OceanBase Unveils seekdb: Open Source AI-Native Hybrid Search Database for Multi-Modal RAG and AI Agents

AI applications rarely work with a single, clean dataset. Instead, they juggle user profiles, chat logs, JSON metadata, embeddings, and even spatial data—leading most teams to patch together an OLTP database, vector store, and search engine. OceanBase’s new open-source release, seekdb (under the Apache 2.0 license), aims to solve this fragmentation. It’s an AI-native hybrid search database that unifies relational data, vectors, text, JSON, and GIS in one engine, with built-in hybrid search and in-database AI workflows.

What is seekdb?

seekdb is the lightweight, embedded variant of the OceanBase engine—designed explicitly for AI applications rather than general-purpose distributed deployments.

Positioning & Deployment Modes

Embedded database: supported
Standalone database: supported
Distributed database: not supported (full OceanBase covers distributed use cases)
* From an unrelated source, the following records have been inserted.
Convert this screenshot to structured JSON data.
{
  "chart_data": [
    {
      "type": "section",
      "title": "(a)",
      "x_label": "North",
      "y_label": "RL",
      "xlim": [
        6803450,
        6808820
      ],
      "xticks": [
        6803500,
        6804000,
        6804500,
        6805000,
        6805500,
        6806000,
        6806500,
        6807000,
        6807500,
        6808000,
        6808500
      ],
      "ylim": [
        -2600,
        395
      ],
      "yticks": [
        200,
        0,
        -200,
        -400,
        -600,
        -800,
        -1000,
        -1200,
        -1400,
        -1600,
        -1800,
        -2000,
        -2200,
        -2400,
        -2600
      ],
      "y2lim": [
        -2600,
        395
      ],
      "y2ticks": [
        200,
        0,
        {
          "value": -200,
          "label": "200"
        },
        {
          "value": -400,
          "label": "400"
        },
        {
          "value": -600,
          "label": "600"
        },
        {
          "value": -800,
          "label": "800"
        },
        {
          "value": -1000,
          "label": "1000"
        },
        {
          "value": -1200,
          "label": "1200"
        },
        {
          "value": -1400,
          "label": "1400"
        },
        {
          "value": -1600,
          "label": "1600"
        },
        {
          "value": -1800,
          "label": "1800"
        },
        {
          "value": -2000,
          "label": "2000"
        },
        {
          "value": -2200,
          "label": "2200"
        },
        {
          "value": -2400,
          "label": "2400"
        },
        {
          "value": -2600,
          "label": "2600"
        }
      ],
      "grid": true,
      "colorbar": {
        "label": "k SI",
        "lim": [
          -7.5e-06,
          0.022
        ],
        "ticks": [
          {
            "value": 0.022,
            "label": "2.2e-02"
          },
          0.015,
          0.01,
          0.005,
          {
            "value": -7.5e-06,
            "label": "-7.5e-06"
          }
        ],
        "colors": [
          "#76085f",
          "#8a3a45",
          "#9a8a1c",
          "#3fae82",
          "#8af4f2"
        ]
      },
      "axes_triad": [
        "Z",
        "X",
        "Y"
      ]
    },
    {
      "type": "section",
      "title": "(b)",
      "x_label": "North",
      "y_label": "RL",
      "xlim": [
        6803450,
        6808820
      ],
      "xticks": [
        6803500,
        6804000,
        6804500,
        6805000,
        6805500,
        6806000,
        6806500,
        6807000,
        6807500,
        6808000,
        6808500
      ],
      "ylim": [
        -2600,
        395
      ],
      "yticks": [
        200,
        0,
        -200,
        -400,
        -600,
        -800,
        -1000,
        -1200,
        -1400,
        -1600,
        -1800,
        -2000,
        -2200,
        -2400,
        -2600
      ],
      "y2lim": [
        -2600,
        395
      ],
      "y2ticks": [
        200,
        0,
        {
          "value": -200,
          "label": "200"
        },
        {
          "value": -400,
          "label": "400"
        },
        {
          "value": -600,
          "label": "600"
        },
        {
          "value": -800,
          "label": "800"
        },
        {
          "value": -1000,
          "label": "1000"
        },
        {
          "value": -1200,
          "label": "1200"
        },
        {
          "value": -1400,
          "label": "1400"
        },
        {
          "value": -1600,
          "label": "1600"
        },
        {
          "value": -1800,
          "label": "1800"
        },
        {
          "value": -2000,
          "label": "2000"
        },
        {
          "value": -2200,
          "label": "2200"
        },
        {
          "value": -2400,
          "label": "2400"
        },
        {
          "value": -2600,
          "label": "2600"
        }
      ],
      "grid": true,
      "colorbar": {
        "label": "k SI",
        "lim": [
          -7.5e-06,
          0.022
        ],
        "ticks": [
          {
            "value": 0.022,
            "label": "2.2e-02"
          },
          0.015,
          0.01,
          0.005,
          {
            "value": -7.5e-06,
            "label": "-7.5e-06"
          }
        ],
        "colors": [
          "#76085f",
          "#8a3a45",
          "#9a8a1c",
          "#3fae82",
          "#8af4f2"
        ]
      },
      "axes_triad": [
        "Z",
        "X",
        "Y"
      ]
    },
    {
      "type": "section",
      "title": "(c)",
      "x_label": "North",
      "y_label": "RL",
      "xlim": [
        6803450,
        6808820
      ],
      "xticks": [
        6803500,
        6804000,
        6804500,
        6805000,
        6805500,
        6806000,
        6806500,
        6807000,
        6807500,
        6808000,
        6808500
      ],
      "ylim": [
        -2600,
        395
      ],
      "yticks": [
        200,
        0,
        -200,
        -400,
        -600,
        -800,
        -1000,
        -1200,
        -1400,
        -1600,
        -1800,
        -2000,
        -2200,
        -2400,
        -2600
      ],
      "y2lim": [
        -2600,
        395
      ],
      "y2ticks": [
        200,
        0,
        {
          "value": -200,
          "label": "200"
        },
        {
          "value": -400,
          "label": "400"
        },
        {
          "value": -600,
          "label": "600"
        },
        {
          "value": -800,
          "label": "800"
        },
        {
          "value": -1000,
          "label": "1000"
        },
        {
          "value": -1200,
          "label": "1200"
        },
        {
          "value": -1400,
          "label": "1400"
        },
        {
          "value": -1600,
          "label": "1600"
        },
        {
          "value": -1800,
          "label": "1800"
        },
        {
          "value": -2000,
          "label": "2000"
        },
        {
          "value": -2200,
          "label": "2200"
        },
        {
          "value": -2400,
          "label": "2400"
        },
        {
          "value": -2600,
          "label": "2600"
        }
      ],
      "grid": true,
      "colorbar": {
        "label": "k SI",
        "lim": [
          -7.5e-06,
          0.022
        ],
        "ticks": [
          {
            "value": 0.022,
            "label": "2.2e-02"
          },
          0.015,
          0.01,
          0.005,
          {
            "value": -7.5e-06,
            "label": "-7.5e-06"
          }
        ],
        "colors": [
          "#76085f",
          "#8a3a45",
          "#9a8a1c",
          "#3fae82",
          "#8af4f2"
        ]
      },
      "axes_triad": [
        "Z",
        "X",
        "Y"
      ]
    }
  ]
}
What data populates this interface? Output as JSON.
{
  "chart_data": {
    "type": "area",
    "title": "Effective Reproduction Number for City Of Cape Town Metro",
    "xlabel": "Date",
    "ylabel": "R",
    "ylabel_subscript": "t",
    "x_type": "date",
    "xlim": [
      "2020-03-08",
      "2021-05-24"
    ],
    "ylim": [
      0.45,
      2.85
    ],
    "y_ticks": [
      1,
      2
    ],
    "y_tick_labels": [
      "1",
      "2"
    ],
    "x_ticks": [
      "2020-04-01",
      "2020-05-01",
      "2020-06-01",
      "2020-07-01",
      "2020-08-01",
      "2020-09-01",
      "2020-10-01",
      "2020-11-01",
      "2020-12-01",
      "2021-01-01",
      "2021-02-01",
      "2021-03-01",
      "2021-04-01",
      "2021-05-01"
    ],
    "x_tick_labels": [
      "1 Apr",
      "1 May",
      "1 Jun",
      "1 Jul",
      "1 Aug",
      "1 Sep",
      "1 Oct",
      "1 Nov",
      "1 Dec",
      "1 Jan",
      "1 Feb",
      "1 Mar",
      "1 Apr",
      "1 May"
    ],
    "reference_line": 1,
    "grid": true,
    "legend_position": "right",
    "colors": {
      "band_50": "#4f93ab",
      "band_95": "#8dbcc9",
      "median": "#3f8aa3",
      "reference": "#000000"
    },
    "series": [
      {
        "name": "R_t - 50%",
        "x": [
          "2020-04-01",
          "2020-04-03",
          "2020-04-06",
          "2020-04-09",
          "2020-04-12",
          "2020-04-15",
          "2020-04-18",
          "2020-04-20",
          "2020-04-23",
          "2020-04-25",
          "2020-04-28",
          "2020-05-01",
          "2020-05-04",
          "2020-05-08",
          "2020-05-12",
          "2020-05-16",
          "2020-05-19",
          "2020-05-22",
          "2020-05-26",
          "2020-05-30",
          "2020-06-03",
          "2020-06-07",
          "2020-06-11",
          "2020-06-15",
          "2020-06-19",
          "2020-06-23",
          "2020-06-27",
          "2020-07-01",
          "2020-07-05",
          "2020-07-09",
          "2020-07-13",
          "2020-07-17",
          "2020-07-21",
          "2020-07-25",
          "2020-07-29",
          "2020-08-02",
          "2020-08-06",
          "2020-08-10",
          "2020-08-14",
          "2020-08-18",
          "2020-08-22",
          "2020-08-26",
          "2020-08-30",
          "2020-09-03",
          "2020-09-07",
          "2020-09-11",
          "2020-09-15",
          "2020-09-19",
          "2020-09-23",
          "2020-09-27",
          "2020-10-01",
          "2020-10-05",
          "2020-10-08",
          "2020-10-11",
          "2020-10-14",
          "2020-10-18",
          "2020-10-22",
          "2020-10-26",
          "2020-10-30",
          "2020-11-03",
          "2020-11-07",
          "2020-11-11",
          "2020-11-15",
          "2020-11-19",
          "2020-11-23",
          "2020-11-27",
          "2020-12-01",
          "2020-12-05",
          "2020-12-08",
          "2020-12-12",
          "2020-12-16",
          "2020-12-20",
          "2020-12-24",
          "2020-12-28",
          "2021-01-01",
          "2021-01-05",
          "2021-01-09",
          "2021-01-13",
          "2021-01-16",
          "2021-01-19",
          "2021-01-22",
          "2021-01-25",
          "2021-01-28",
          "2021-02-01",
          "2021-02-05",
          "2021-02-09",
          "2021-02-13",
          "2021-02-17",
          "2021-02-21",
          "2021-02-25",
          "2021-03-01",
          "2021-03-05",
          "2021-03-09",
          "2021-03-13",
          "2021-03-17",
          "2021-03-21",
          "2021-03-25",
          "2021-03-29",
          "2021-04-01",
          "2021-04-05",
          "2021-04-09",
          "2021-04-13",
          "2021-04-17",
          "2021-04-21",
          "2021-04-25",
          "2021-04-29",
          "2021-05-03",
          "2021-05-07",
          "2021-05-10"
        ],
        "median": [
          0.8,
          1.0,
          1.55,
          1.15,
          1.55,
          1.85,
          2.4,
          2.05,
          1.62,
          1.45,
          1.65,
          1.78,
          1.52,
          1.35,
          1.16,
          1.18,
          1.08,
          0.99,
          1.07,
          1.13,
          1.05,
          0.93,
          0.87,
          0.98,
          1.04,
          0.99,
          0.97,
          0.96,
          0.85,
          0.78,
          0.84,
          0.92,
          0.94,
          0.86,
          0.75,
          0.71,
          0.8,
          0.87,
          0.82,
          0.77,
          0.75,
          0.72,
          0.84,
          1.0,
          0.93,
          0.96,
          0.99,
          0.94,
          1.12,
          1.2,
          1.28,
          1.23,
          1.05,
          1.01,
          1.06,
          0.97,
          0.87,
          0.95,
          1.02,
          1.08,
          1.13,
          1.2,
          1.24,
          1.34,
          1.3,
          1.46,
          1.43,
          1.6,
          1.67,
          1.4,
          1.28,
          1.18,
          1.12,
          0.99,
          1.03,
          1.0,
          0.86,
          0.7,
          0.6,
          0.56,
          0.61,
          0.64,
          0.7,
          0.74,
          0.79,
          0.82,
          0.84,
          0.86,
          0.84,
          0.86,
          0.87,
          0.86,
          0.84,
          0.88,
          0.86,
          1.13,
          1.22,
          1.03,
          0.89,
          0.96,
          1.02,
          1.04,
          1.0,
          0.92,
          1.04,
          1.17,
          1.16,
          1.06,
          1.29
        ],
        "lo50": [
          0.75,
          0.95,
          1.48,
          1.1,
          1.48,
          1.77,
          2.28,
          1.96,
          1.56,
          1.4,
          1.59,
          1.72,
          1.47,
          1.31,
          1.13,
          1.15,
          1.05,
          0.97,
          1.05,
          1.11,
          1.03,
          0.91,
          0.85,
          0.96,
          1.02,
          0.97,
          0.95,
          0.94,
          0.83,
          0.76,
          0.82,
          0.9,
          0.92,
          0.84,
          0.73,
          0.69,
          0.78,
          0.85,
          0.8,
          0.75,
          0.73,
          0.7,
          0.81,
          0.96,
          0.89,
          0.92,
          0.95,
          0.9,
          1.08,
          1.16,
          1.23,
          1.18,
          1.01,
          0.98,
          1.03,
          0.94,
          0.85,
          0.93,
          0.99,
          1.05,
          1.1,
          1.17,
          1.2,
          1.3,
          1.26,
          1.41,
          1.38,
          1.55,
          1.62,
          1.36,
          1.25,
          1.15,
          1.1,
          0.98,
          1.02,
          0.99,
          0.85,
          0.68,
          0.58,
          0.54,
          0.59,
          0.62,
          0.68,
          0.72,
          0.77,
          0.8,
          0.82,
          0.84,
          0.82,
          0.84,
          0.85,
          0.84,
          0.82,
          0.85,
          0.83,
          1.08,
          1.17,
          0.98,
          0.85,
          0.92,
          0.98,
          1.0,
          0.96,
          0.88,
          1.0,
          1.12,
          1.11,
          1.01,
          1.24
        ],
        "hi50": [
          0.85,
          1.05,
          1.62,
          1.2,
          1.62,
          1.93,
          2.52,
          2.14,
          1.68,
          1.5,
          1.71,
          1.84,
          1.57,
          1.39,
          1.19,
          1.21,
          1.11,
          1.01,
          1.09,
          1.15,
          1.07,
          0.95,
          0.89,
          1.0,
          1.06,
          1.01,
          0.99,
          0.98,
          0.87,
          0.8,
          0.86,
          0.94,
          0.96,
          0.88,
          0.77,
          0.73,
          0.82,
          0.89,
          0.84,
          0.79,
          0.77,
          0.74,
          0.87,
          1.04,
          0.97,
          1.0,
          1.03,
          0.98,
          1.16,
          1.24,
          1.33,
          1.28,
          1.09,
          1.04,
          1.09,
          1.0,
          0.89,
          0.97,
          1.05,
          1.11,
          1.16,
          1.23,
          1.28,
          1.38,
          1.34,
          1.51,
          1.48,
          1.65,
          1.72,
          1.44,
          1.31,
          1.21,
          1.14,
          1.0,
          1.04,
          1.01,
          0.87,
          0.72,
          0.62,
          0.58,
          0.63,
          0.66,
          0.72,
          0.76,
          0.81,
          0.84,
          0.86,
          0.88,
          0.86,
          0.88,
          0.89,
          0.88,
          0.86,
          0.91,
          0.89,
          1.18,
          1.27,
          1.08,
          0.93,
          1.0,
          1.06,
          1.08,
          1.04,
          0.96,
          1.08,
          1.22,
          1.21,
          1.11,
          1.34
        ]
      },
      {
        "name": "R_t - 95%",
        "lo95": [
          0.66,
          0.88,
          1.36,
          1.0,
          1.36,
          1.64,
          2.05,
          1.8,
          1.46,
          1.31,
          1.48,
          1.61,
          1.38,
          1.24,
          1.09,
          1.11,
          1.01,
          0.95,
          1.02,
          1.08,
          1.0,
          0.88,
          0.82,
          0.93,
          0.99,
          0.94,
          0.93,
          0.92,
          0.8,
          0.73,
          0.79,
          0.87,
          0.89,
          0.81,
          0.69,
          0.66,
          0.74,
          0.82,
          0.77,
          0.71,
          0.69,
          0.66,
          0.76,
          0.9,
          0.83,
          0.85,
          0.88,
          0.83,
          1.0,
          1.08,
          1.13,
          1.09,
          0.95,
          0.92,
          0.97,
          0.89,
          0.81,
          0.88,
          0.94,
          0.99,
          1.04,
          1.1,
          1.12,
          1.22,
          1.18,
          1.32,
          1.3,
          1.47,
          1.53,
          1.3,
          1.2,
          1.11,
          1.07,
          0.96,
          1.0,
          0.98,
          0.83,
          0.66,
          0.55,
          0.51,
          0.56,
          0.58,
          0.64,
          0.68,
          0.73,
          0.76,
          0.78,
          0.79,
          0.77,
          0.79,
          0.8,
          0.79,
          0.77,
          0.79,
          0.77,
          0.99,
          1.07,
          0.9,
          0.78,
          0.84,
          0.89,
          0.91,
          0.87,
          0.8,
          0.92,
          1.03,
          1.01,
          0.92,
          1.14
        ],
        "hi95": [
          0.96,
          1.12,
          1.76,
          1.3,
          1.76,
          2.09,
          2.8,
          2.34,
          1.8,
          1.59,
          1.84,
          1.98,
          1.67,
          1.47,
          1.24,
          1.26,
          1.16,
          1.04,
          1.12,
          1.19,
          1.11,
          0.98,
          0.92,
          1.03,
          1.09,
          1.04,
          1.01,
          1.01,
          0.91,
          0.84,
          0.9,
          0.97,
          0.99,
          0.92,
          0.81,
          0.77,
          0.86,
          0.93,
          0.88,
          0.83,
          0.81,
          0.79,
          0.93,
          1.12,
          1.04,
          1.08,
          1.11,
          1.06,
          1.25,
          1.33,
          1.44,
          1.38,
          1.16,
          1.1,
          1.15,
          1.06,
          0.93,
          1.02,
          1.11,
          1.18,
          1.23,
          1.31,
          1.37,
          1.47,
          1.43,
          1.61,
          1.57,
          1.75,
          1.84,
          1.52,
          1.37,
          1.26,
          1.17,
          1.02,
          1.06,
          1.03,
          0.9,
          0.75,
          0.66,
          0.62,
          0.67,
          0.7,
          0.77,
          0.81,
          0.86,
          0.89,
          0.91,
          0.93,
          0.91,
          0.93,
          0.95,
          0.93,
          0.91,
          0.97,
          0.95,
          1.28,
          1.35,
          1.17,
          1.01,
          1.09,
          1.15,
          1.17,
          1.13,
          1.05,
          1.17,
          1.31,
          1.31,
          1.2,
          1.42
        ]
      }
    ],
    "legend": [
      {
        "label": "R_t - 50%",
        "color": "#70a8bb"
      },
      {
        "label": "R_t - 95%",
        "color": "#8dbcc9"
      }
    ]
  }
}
It’s MySQL-compatible (works with MySQL drivers and SQL syntax) and runs in embedded, client-server, or standalone modes.

Supported Data Models

All data types are unified in a single storage and indexing layer:

Relational data (with standard SQL)
Vector search
Full-text search
JSON data
Spatial GIS data

Hybrid Search: Core Feature

The flagship capability of seekdb is hybrid search—combining vector-based semantic retrieval, full-text keyword matching, and scalar filters in a single query and ranking step.

Implementation Details

seekdb uses the DBMS_HYBRID_SEARCH system package with two key entry points:

DBMS_HYBRID_SEARCH.SEARCH: Returns JSON results sorted by relevance.
DBMS_HYBRID_SEARCH.GET_SQL: Returns the raw SQL string used for execution.

Supported Workflows

Pure vector search
Pure full-text search
Combined hybrid search

It also supports:

Pushing relational filters/joins down to storage.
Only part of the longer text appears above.